José Martí. (Foto: radioprogreso.icrt.cu)
Acerca de la visión martiana sobre los Estados Unidos, la intelectualidad estudiosa de la obra y el pensamiento del Apóstol ha escrito innumerables artículos, ensayos, libros y diversas publicaciones que colman bibliotecas públicas y privadas.
Así, por citar solo una milésima parte, Gonzalo de Quesada y Miranda al introducir en la publicación de las Obras Completas de José Martí los tomos relativos a las escenas norteamericanas dijo que en ellas el autor se revelaba como maestro y sociólogo1.
Cintio Vitier, años más tarde, señalaba que el pensamiento martiano había seguido una línea coherente y dinámica desde la adolescencia hasta la madurez2.
Por su parte, Mercedes Santos Moray, en su libro Martí, amigo y compañero, asegura que en medio de sus múltiples actividades Martí no ha dejado de observar la sociedad norteamericana en que vive y ha descubierto una avidez por el enriquecimiento material que a sus principios morales causa espanto3.

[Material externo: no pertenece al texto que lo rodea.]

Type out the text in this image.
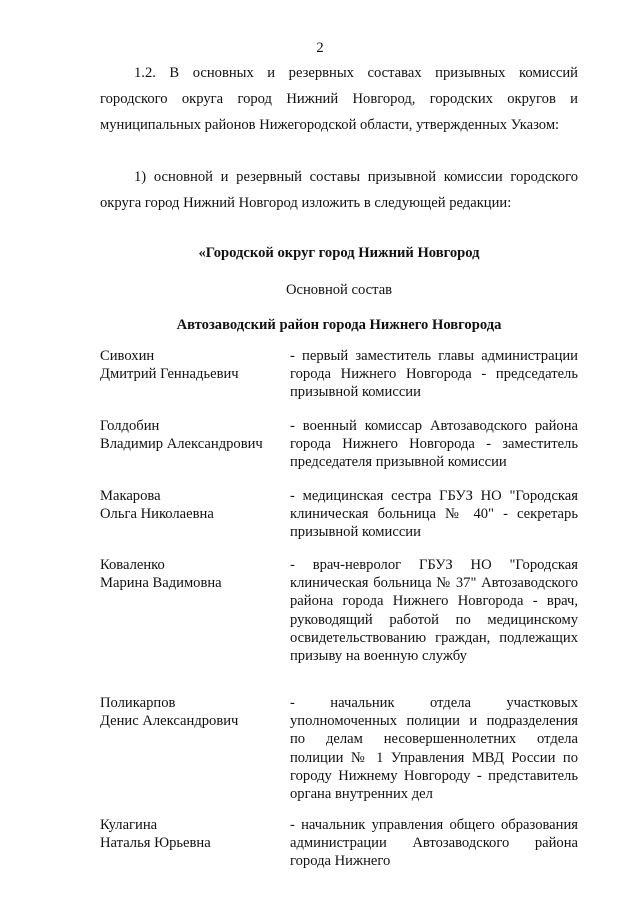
2

1.2. В основных и резервных составах призывных комиссий городского округа город Нижний Новгород, городских округов и муниципальных районов Нижегородской области, утвержденных Указом:

1) основной и резервный составы призывной комиссии городского округа город Нижний Новгород изложить в следующей редакции:

«Городской округ город Нижний Новгород
Основной состав
Автозаводский район города Нижнего Новгорода
Сивохин
Дмитрий Геннадьевич
- первый заместитель главы администрации города Нижнего Новгорода - председатель призывной комиссии
Голдобин
Владимир Александрович
- военный комиссар Автозаводского района города Нижнего Новгорода - заместитель председателя призывной комиссии
Макарова
Ольга Николаевна
- медицинская сестра ГБУЗ НО "Городская клиническая больница № 40" - секретарь призывной комиссии
Коваленко
Марина Вадимовна
- врач-невролог ГБУЗ НО "Городская клиническая больница № 37" Автозаводского района города Нижнего Новгорода - врач, руководящий работой по медицинскому освидетельствованию граждан, подлежащих призыву на военную службу
Поликарпов
Денис Александрович
- начальник отдела участковых уполномоченных полиции и подразделения по делам несовершеннолетних отдела полиции № 1 Управления МВД России по городу Нижнему Новгороду - представитель органа внутренних дел
Кулагина
Наталья Юрьевна
- начальник управления общего образования администрации Автозаводского района города Нижнего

En estas visiones acerca de los Estados Unidos, escogidas según el orden cronológico en que pueden aparecer dentro de las Obras Completas, se tomarán citas relativas a las esencias del pueblo norteamericano que fueron nutriendo el pensamiento de Martí durante su corta vida.
Parafraseando a Teresa Díaz Canals4, se volará en las alas impalpables del pensamiento martiano con la aprehensión su sentimentalidad5 en torno a la educación espiritual del ser humano, entendida como el enriquecimiento de su mundo interior, con su calidad y sus miserias.
Fuentes bibliográficas:
1Martí, José: Obras completas, tomo 27. Editorial Nacional de Cuba, La Habana, 1963-1973, p. 97.

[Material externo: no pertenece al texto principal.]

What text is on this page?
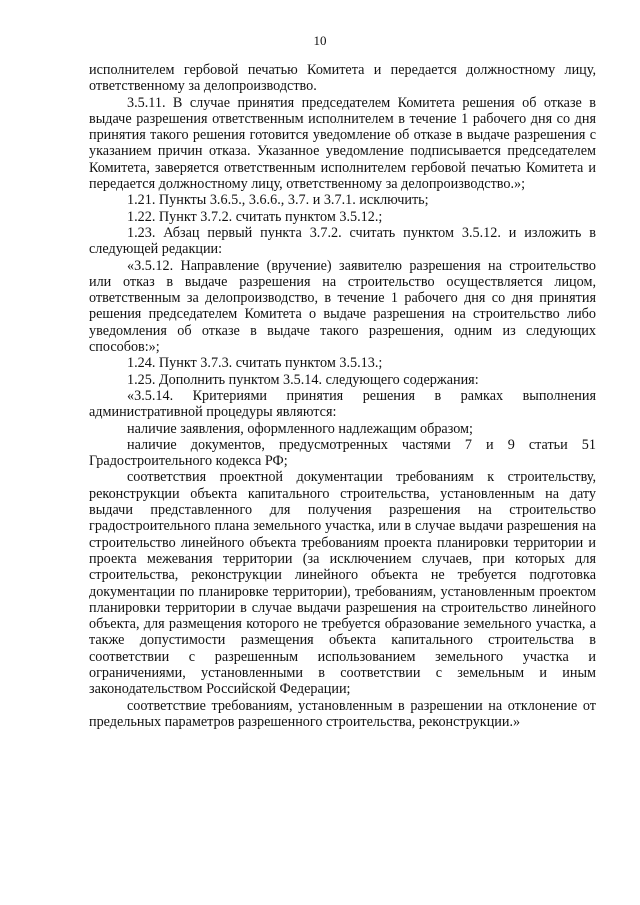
10

исполнителем гербовой печатью Комитета и передается должностному лицу, ответственному за делопроизводство.

3.5.11. В случае принятия председателем Комитета решения об отказе в выдаче разрешения ответственным исполнителем в течение 1 рабочего дня со дня принятия такого решения готовится уведомление об отказе в выдаче разрешения с указанием причин отказа. Указанное уведомление подписывается председателем Комитета, заверяется ответственным исполнителем гербовой печатью Комитета и передается должностному лицу, ответственному за делопроизводство.»;

1.21. Пункты 3.6.5., 3.6.6., 3.7. и 3.7.1. исключить;

1.22. Пункт 3.7.2. считать пунктом 3.5.12.;

1.23. Абзац первый пункта 3.7.2. считать пунктом 3.5.12. и изложить в следующей редакции:

«3.5.12. Направление (вручение) заявителю разрешения на строительство или отказ в выдаче разрешения на строительство осуществляется лицом, ответственным за делопроизводство, в течение 1 рабочего дня со дня принятия решения председателем Комитета о выдаче разрешения на строительство либо уведомления об отказе в выдаче такого разрешения, одним из следующих способов:»;

1.24. Пункт 3.7.3. считать пунктом 3.5.13.;

1.25. Дополнить пунктом 3.5.14. следующего содержания:

«3.5.14. Критериями принятия решения в рамках выполнения административной процедуры являются:

наличие заявления, оформленного надлежащим образом;

наличие документов, предусмотренных частями 7 и 9 статьи 51 Градостроительного кодекса РФ;

соответствия проектной документации требованиям к строительству, реконструкции объекта капитального строительства, установленным на дату выдачи представленного для получения разрешения на строительство градостроительного плана земельного участка, или в случае выдачи разрешения на строительство линейного объекта требованиям проекта планировки территории и проекта межевания территории (за исключением случаев, при которых для строительства, реконструкции линейного объекта не требуется подготовка документации по планировке территории), требованиям, установленным проектом планировки территории в случае выдачи разрешения на строительство линейного объекта, для размещения которого не требуется образование земельного участка, а также допустимости размещения объекта капитального строительства в соответствии с разрешенным использованием земельного участка и ограничениями, установленными в соответствии с земельным и иным законодательством Российской Федерации;

соответствие требованиям, установленным в разрешении на отклонение от предельных параметров разрешенного строительства, реконструкции.»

2Vitier, Cintio: Temas martianos. Centro de Estudios Martianos, La Habana, 2011, p. 131.
3Santos Moray, Mercedes: Martí, amigo y compañero. Editorial de Ciencias Sociales, La Habana, 1983, p. 46.
4Díaz Canals, Teresa: Alas impalpables para un mínimo de ética. En: Palabras que esperan: ética y trabajo social. Editorial Félix Varela, La Habana, 2006. pp. 1-7.
5“Sentimentalidad, palabra mía que en la observación de la naturaleza he creído necesaria y he usado, con esta propia fuerza de invención y sentido propio que en su individual inteligencia da en todas sus operaciones racionales al individuo”. En: Martí, José: Obras completas, tomo 21, p. 49.